I search through the bedding for the condoms, tear open the first one, and work it onto him. As I lift up, he takes hold of my hips, his eyes heavy and dark, guiding me onto him. His head tips back, a throaty sound emanating from him as I rise up and sink lower. He feels so familiar, so right, but after all this time, strangely new.

Our movement is slow but urgent, so intense I keep forgetting to breathe for a second too long, like nothing else is quite so necessary for my survival as this. His hands are careful on my jaw, his lips soft on mine, his tongue skimming into my mouth almost tentatively until I can barely take any more gentleness, any more restraint. I’m tired of him holding back any piece of himself.

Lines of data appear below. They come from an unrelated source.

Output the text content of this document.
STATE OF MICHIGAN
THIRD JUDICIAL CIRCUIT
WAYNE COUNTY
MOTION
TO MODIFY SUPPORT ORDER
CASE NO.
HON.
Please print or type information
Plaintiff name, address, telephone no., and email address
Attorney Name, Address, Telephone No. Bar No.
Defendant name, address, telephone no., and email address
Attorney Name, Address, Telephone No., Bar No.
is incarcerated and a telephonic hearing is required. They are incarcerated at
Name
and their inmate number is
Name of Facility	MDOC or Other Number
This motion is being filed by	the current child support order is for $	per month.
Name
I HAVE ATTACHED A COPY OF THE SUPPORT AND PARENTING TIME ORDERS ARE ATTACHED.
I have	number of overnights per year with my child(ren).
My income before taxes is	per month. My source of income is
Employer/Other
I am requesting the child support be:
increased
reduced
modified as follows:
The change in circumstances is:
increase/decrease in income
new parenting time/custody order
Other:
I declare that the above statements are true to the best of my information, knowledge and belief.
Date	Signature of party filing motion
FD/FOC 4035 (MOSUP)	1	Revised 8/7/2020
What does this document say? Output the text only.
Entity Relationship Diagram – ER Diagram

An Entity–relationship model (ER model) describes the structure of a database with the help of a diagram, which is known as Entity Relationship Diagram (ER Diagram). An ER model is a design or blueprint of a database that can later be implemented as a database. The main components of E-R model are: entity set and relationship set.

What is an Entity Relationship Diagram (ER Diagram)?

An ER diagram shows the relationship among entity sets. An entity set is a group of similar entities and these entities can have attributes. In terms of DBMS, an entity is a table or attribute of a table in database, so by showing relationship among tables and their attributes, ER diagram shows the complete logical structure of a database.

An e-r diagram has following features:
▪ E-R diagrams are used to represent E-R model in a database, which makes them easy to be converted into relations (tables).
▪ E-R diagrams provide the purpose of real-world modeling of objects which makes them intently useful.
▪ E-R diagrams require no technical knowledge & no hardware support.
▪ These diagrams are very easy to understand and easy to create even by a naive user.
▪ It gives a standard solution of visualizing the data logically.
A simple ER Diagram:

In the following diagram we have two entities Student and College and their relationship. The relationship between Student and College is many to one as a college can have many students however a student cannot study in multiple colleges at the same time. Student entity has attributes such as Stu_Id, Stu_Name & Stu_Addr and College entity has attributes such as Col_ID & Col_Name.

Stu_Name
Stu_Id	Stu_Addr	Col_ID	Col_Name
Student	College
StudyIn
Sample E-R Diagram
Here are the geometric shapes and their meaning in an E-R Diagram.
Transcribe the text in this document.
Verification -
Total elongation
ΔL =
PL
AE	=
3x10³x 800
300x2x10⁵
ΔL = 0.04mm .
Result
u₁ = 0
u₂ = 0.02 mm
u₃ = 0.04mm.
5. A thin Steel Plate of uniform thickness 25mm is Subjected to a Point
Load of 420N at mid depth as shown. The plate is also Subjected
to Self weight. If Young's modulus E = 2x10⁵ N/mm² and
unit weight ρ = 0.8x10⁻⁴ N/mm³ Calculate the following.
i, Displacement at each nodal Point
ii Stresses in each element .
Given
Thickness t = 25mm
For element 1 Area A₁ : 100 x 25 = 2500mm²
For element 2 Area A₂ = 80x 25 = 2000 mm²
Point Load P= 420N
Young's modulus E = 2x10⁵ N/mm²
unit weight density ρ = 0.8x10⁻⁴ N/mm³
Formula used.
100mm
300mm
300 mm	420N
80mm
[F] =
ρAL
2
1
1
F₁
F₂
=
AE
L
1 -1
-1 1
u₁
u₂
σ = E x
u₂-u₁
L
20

When I tell him so, he flips us over one more time, my arms pinned above my head. Sweat slicks our skin as we become feverish, wild. I bow up under him, meeting his rhythm, trying not to come apart, not yet. I say his name like it’s a spell.

Or a goodbye and I love you, a promise.

I just know my heart agrees: You, you, you.

* * *

? ? ?

WE LIE IN a sweaty heap, Wyn toying with one of my curls, his lungs lifting and lowering me like a boat on a tide. “Do you forgive them?” I whisper.

“Honestly,” he says, “I was having trouble being mad. I know they shouldn’t have lied, but . . . I don’t know. It’s felt worth it. To be here. To see you.”

“To me too,” I whisper, holding him a little tighter. Then, after another minute: “Do you think they’ll forgive us?”

“Yes,” he says.

“You didn’t think about it,” I chide.

“I didn’t need to,” he says.

I lift up to peer into his eyes. “How are you so sure?”

“More Hank wisdom,” he says. “Love means constantly saying you’re sorry, and then doing better.”

I smile, let my fingers play across Wyn’s chest. “He did okay with you, Wyn Connor. He’d be proud.”

He wraps his arms tight around me. “I’m glad you think so.”

Within minutes, I’m asleep, dreaming of a sunlit pine forest, the warm wood of a table beneath me, the smell of clove everywhere. And I know this place, even if I can’t name it. I know that I’m safe, that I belong.

33

REAL LIFE

Saturday

WYN LEFT THE drapes and windows open last night, and now the room is cold and bright, salt wafting in on the breeze, and bringing with it the distant squawk of herring gulls. My body feels like melted ice cream, in the best way. Bits of last night glance over my mind: hands fisting into bedding and hair and skin, ragged whispers and pleas.

And then everything that came before.

The fight. The rest of the week. Everything with Wyn.

That today is the last day of our trip.

The pleasant soreness gives way. Now I feel like I’ve been hit by a bus, then backed over and hit one more time at an angle. Wyn is fast asleep, one arm still draped over my ribs and one corner of his mouth lifted. My chest aches at the sight.